It's not really that difficult. First, you compare the free parameters in the theory used to explain the acceleration.Question: do you think that one model is "more likely", "more reasonable", "simpler" in the sense of Ockhams razor than the other? How do you calculate and compare the probability of a cosmological constant having a certain value with the probability of sitting near the center of a huge void?
The cosmological constant has one free parameter.
The void model has three free parameters (our position in three spatial dimensions).
Things aren't looking so good for the void model already.
To do this in more detail, it makes sense to compare the fraction of parameter space that is consistent with the model to the entire parameter space. With the void model, this requires some estimate of the frequency of such nearly-spherical large voids, but we can easily provide an extremely pessimistic estimate by taking the maximum value of this frequency that is still consistent with the void model explaining acceleration. We then compare the number of galaxies that lie close enough to the center of such a void to explain the observed acceleration to the total number of galaxies. This gives a rough estimate of how likely the model is.

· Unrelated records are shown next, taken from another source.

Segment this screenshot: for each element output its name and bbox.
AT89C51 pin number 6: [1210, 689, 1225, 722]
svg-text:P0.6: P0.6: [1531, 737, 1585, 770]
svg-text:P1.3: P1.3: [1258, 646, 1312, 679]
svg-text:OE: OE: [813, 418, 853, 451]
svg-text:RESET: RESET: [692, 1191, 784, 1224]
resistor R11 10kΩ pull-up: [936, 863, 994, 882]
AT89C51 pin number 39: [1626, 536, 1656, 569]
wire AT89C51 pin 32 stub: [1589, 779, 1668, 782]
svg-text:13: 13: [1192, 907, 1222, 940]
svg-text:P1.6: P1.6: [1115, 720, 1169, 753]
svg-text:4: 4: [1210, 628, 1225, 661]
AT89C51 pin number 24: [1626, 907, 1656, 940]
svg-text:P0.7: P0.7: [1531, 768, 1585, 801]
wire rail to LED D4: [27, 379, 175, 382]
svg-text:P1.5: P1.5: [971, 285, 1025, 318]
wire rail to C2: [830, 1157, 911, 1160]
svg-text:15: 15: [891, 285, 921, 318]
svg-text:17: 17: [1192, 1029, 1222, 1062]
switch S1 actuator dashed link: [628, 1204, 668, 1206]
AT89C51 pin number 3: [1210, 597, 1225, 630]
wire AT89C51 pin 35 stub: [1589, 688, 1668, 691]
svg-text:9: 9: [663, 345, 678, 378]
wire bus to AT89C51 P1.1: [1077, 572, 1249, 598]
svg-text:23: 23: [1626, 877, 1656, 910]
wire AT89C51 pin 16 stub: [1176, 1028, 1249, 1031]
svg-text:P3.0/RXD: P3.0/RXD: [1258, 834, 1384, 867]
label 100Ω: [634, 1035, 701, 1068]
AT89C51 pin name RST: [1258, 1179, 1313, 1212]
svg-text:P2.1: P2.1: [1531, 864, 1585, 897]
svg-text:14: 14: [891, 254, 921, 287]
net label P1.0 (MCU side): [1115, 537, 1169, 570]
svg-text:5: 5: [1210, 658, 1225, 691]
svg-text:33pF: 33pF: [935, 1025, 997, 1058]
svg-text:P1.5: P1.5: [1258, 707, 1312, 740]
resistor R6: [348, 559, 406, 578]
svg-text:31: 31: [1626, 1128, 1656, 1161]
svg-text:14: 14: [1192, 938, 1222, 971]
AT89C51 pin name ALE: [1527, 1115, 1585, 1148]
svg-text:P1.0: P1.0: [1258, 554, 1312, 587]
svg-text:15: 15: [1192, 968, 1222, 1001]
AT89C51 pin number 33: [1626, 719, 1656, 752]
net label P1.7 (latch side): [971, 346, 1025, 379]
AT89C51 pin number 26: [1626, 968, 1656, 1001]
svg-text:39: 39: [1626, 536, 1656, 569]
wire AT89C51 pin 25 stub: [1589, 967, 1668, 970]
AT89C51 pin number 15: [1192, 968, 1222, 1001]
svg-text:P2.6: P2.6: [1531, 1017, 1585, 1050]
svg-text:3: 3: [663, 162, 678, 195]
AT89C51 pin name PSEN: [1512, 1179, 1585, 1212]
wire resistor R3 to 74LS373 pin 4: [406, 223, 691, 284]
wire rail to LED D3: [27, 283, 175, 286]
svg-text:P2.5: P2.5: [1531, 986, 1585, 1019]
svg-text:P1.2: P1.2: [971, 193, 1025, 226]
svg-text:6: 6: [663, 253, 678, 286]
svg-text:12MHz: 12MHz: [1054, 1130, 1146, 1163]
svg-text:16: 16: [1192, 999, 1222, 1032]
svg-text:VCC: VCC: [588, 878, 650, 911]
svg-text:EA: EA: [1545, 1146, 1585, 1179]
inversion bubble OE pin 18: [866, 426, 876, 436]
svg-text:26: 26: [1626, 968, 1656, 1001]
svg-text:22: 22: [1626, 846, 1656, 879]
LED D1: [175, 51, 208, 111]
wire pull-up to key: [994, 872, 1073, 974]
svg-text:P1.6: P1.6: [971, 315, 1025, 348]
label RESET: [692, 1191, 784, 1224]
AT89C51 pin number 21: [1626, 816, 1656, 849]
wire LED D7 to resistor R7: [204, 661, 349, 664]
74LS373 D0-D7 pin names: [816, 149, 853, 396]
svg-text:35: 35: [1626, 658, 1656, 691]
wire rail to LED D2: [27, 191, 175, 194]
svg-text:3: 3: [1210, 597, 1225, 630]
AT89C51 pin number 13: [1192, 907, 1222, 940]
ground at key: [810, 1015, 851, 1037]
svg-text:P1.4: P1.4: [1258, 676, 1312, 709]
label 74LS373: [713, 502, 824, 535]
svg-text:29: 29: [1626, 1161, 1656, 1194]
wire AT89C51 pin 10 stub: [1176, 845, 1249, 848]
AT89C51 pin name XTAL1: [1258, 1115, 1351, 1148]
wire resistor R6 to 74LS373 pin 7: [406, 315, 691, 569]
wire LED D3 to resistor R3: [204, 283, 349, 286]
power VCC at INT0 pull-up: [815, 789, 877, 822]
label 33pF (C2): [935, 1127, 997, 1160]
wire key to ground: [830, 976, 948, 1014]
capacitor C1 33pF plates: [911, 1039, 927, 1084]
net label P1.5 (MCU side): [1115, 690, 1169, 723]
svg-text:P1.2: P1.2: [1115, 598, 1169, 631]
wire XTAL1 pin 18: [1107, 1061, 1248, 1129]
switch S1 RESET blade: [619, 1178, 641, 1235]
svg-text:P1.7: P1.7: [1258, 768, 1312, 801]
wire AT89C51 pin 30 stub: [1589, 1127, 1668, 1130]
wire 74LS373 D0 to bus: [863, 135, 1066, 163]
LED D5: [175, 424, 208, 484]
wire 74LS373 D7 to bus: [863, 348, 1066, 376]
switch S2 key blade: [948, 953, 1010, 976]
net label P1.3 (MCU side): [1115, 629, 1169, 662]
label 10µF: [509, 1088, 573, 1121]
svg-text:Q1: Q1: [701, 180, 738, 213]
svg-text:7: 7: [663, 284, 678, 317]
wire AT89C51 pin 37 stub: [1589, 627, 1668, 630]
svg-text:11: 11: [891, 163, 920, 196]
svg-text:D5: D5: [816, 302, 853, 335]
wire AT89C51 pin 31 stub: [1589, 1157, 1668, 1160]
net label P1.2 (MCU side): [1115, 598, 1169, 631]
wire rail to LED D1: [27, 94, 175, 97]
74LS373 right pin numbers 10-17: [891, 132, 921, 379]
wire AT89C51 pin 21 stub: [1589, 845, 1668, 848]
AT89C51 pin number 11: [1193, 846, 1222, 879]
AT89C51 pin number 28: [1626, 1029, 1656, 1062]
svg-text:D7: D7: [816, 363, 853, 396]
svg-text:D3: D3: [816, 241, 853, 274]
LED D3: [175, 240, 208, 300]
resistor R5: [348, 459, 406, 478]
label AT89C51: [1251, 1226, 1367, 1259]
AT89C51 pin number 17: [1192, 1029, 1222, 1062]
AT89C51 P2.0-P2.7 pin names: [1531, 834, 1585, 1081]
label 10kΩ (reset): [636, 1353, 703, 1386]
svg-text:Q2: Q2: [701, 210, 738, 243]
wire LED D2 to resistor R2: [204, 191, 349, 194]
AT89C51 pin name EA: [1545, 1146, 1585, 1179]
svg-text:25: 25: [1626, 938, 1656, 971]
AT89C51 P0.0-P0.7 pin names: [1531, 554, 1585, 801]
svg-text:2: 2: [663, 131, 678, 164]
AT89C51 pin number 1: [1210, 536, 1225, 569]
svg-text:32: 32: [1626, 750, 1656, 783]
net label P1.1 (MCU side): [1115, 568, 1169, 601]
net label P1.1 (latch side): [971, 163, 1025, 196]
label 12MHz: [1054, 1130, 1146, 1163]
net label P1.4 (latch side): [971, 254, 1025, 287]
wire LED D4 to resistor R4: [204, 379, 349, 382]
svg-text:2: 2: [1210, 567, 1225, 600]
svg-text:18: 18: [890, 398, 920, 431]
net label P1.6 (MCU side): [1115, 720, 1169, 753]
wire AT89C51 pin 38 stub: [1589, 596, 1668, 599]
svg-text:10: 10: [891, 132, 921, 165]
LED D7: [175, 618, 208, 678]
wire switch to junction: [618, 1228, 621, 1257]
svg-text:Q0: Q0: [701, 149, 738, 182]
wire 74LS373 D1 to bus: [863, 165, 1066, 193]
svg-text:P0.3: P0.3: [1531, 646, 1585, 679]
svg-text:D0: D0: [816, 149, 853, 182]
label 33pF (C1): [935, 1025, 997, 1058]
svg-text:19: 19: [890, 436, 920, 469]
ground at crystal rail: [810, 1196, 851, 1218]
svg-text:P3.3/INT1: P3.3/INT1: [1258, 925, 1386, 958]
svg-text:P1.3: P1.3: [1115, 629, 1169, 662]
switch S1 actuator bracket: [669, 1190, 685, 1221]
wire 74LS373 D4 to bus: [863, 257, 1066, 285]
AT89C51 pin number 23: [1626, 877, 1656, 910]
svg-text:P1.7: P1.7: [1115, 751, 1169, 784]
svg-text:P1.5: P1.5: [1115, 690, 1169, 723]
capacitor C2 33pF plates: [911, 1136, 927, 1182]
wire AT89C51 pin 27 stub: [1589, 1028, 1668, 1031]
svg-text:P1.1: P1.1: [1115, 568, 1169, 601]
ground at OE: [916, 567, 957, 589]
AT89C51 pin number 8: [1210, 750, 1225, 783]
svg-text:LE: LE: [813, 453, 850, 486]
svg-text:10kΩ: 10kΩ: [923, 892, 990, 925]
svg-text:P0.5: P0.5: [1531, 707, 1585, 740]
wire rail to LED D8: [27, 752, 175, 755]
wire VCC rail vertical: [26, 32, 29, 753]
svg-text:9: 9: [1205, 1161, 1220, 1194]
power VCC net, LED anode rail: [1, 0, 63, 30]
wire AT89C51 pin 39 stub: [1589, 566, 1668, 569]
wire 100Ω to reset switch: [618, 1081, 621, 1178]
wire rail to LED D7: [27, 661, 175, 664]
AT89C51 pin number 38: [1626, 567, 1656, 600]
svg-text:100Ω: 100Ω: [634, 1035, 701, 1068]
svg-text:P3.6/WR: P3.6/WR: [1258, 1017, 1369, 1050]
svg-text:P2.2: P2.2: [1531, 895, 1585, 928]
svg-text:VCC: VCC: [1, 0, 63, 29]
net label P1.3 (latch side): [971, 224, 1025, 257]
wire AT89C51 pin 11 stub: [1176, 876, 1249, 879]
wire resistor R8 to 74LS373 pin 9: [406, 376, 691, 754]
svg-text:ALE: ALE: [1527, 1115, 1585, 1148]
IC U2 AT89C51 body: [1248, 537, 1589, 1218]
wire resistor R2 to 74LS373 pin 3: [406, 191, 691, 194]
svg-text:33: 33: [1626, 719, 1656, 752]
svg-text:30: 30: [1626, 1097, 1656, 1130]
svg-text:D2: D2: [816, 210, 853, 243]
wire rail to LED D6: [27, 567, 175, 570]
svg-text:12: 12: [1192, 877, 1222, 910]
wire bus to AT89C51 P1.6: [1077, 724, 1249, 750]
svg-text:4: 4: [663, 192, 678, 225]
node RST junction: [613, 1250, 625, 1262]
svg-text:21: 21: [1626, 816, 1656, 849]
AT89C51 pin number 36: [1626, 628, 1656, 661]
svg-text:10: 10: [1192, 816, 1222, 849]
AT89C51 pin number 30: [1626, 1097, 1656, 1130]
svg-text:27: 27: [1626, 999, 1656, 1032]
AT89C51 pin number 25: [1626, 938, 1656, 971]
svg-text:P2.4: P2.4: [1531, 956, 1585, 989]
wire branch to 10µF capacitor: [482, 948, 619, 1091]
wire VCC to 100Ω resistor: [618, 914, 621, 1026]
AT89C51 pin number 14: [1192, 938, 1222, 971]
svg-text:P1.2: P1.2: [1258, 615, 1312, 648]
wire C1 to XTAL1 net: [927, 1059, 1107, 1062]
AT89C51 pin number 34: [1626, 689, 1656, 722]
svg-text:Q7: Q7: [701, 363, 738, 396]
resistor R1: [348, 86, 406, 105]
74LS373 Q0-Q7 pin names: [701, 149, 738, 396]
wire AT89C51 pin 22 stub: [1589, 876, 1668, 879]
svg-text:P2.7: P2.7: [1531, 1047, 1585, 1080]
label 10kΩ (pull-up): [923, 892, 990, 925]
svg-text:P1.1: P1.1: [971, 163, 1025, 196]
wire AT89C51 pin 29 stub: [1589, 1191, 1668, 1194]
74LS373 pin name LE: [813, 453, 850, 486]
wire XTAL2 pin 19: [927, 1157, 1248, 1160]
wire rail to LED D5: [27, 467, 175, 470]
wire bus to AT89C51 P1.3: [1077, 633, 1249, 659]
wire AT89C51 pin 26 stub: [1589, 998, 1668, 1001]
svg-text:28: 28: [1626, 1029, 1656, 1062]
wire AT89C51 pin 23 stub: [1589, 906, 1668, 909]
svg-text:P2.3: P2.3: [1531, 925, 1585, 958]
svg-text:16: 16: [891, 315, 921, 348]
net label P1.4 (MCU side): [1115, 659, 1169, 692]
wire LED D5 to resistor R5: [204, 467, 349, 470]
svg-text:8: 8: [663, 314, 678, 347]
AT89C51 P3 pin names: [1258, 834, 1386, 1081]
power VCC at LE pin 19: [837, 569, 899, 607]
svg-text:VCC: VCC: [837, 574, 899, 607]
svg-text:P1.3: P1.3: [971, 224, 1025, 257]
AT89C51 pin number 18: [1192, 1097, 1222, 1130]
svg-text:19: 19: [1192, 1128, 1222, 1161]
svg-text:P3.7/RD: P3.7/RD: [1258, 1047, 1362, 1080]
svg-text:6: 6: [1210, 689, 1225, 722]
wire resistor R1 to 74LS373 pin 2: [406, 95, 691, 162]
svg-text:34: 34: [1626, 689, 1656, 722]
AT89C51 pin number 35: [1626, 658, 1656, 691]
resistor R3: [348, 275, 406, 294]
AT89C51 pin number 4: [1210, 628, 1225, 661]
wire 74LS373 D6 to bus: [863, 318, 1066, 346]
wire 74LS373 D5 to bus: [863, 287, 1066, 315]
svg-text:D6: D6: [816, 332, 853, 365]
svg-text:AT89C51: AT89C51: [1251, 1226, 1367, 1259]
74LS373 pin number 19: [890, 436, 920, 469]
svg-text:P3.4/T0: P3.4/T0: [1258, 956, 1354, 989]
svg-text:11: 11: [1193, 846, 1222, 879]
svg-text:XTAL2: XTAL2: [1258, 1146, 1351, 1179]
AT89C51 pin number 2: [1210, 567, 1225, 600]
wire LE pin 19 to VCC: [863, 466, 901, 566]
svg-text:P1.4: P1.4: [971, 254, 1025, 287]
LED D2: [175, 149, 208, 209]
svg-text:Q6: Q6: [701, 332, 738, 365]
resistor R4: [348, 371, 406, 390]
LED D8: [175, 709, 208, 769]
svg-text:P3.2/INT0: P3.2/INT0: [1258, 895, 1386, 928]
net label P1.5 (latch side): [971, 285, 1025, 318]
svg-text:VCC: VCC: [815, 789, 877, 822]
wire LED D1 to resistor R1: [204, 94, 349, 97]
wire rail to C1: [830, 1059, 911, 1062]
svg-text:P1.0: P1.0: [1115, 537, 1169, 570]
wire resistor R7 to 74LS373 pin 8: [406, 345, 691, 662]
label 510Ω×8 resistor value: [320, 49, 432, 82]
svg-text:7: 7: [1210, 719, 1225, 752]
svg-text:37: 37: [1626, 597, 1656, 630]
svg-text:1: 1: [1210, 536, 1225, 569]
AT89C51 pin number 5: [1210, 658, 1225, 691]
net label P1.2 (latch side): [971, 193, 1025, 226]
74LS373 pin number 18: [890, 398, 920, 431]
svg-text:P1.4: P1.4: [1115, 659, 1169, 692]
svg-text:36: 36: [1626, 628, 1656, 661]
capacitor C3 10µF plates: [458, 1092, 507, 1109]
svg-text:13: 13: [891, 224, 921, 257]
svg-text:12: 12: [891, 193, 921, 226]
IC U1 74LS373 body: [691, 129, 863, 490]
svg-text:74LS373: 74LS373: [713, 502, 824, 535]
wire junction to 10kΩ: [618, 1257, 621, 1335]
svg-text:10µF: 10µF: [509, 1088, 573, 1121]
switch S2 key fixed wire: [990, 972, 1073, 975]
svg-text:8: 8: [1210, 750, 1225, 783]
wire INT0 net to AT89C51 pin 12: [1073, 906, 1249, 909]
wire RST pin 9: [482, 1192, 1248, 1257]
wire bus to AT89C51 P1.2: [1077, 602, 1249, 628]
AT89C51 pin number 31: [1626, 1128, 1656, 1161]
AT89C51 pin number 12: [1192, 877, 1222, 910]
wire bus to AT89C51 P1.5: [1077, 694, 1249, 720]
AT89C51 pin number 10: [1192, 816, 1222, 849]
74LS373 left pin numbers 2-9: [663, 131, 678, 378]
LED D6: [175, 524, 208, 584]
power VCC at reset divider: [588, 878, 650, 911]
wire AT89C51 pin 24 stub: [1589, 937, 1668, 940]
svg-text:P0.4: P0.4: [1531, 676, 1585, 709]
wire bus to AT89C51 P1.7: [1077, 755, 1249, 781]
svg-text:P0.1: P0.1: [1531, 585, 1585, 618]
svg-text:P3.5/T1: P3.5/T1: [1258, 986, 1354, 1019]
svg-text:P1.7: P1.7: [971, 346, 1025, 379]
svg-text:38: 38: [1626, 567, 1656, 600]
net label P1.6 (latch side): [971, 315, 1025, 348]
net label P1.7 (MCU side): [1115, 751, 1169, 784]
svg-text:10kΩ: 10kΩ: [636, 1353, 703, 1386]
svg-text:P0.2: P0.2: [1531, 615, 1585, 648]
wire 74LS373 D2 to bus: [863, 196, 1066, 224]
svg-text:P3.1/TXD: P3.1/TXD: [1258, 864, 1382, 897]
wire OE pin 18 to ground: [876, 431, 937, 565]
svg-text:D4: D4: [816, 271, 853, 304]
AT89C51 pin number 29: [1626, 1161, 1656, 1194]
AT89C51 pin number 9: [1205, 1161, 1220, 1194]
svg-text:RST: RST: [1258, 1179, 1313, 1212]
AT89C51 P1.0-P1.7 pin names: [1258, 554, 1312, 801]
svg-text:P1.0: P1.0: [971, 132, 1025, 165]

To contrast this, we can compare the current error bars on the cosmological constant to the available parameter space for the cosmological constant that is consistent with an old universe that forms galaxies.
Now, I haven't done the numbers here, but I'd be willing to bet that the void model will end up with a much, much lower likelihood than the cosmological constant.
Bear in mind that the numerator of this fraction that makes up the likelihood depends upon experimental precision, so we can't take the likelihood itself as being physical, just a means of comparing between different models.
Using this sort of analysis, it is not at all difficult to compare models even when the experimental support for two competing models is identical. The result may, in some cases, be ambiguous, but it's still possible to do the comparison, and certainly not outside of the realm of science.